7. **Exposed SDE — stop and triage.**
   - Write `TRIAGE.md` on a fresh branch `sde-triage/<FINDING_ID>`
     with:
     - Finding id, file, line.
     - **Rotation checklist** (tick each when done):
       - [ ] Revoke the credential at the issuer.
       - [ ] Rotate in the approved secret store.
       - [ ] Re-deploy consumers.
       - [ ] Invalidate any cached sessions / tokens.
     - **Disclosure checklist:**
       - [ ] File an incident in the IR tracker.
       - [ ] Notify the service owner.
       - [ ] Determine if a customer / regulator notification is
         required (route to legal).
     - Suggested next owner (team / on-call rotation).
   - Do **not** edit the offending file yet — rotation happens
     first.

## Guardrails

- **Never** edit git history from this skill.

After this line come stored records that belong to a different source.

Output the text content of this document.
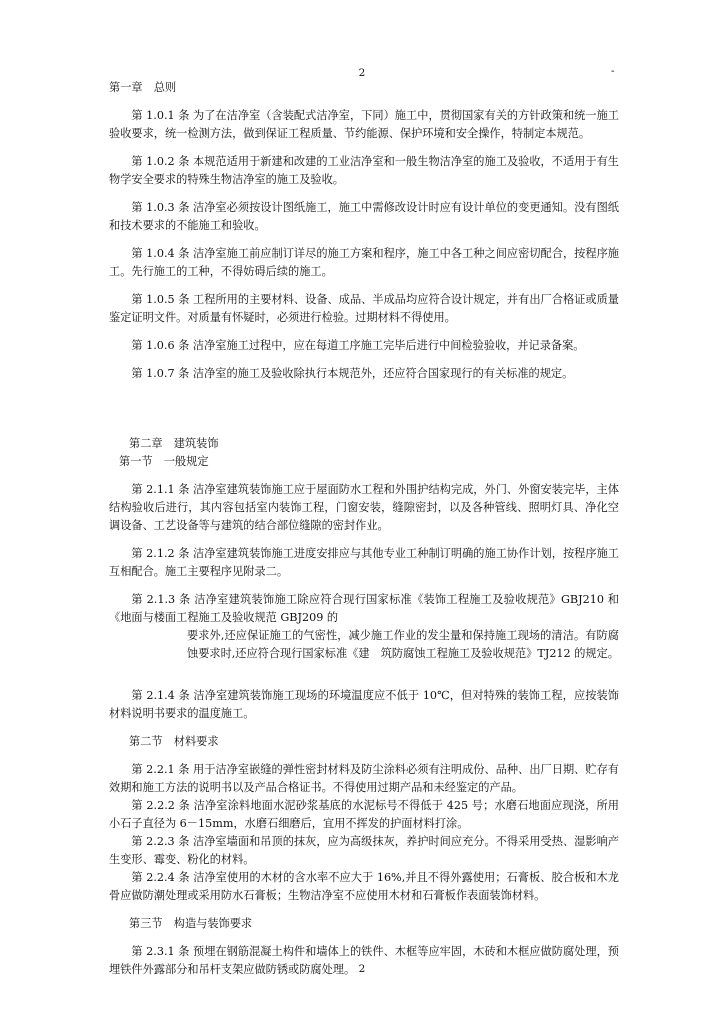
2	-
第一章　总则
第 1.0.1 条 为了在洁净室（含装配式洁净室，下同）施工中，贯彻国家有关的方针政策和统一施工验收要求，统一检测方法，做到保证工程质量、节约能源、保护环境和安全操作，特制定本规范。
第 1.0.2 条 本规范适用于新建和改建的工业洁净室和一般生物洁净室的施工及验收，不适用于有生物学安全要求的特殊生物洁净室的施工及验收。
第 1.0.3 条 洁净室必须按设计图纸施工，施工中需修改设计时应有设计单位的变更通知。没有图纸和技术要求的不能施工和验收。
第 1.0.4 条 洁净室施工前应制订详尽的施工方案和程序，施工中各工种之间应密切配合，按程序施工。先行施工的工种，不得妨碍后续的施工。
第 1.0.5 条 工程所用的主要材料、设备、成品、半成品均应符合设计规定，并有出厂合格证或质量鉴定证明文件。对质量有怀疑时，必须进行检验。过期材料不得使用。
第 1.0.6 条 洁净室施工过程中，应在每道工序施工完毕后进行中间检验验收，并记录备案。
第 1.0.7 条 洁净室的施工及验收除执行本规范外，还应符合国家现行的有关标准的规定。
第二章　建筑装饰
第一节　一般规定
第 2.1.1 条 洁净室建筑装饰施工应于屋面防水工程和外围护结构完成，外门、外窗安装完毕，主体结构验收后进行，其内容包括室内装饰工程，门窗安装，缝隙密封，以及各种管线、照明灯具、净化空调设备、工艺设备等与建筑的结合部位缝隙的密封作业。
第 2.1.2 条 洁净室建筑装饰施工进度安排应与其他专业工种制订明确的施工协作计划，按程序施工互相配合。施工主要程序见附录二。
第 2.1.3 条 洁净室建筑装饰施工除应符合现行国家标准《装饰工程施工及验收规范》GBJ210 和《地面与楼面工程施工及验收规范 GBJ209 的
要求外,还应保证施工的气密性，减少施工作业的发尘量和保持施工现场的清洁。有防腐蚀要求时,还应符合现行国家标准《建　筑防腐蚀工程施工及验收规范》TJ212 的规定。
第 2.1.4 条 洁净室建筑装饰施工现场的环境温度应不低于 10℃，但对特殊的装饰工程，应按装饰材料说明书要求的温度施工。
第二节　材料要求
第 2.2.1 条 用于洁净室嵌缝的弹性密封材料及防尘涂料必须有注明成份、品种、出厂日期、贮存有效期和施工方法的说明书以及产品合格证书。不得使用过期产品和未经鉴定的产品。
第 2.2.2 条 洁净室涂料地面水泥砂浆基底的水泥标号不得低于 425 号；水磨石地面应现浇，所用小石子直径为 6－15mm，水磨石细磨后，宜用不挥发的护面材料打涂。
第 2.2.3 条 洁净室墙面和吊顶的抹灰，应为高级抹灰，养护时间应充分。不得采用受热、湿影响产生变形、霉变、粉化的材料。
第 2.2.4 条 洁净室使用的木材的含水率不应大于 16%,并且不得外露使用；石膏板、胶合板和木龙骨应做防潮处理或采用防水石膏板；生物洁净室不应使用木材和石膏板作表面装饰材料。
第三节　构造与装饰要求
第 2.3.1 条 预埋在钢筋混凝土构件和墙体上的铁件、木框等应牢固，木砖和木框应做防腐处理，预埋铁件外露部分和吊杆支架应做防锈或防腐处理。 2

History rewrites
  require a documented runbook and a human.
- **Never** inline the replacement value you just retrieved from
  the secret store into a log line, an error message, or a
  comment.
- **Never** bypass a `PreToolUse` hook that blocks writing to
  secret-material paths — record the block in `TRIAGE.md` and
  stop.
- **Never** commit a `.env` or `credentials.json` file, even to
  remove it — those need `git filter-repo` treatment, not a
  normal commit.

## Outputs

- Success (pre-exposure): a pushed branch + opened PR, plus a
  passing regression-guard test.
- Exposed SDE: a triage branch with `TRIAGE.md`, zero code
  edits on the offending file.

Known limitations

  • History rewrites are out of scope. If the SDE was ever committed, rotation is the primary fix; use the separate secret-rotation runbook before cleaning history.
  • Cross-repo propagation isn’t detected. The skill only looks at the current working tree. Pair it with an org-wide grep in your SOAR step before closing the finding.
  • Synthetic-fixture quality varies. For PII fixtures, prefer Faker-style libraries over hand-rolled mocks — hand-rolled data tends to leak structural hints (same byte lengths as real data) that defeat the redaction.
  • Detectors with high false-positive rates (e.g. broad regex patterns for “api_key”) will send the skill to triage more often than needed. Tune scanner rules upstream.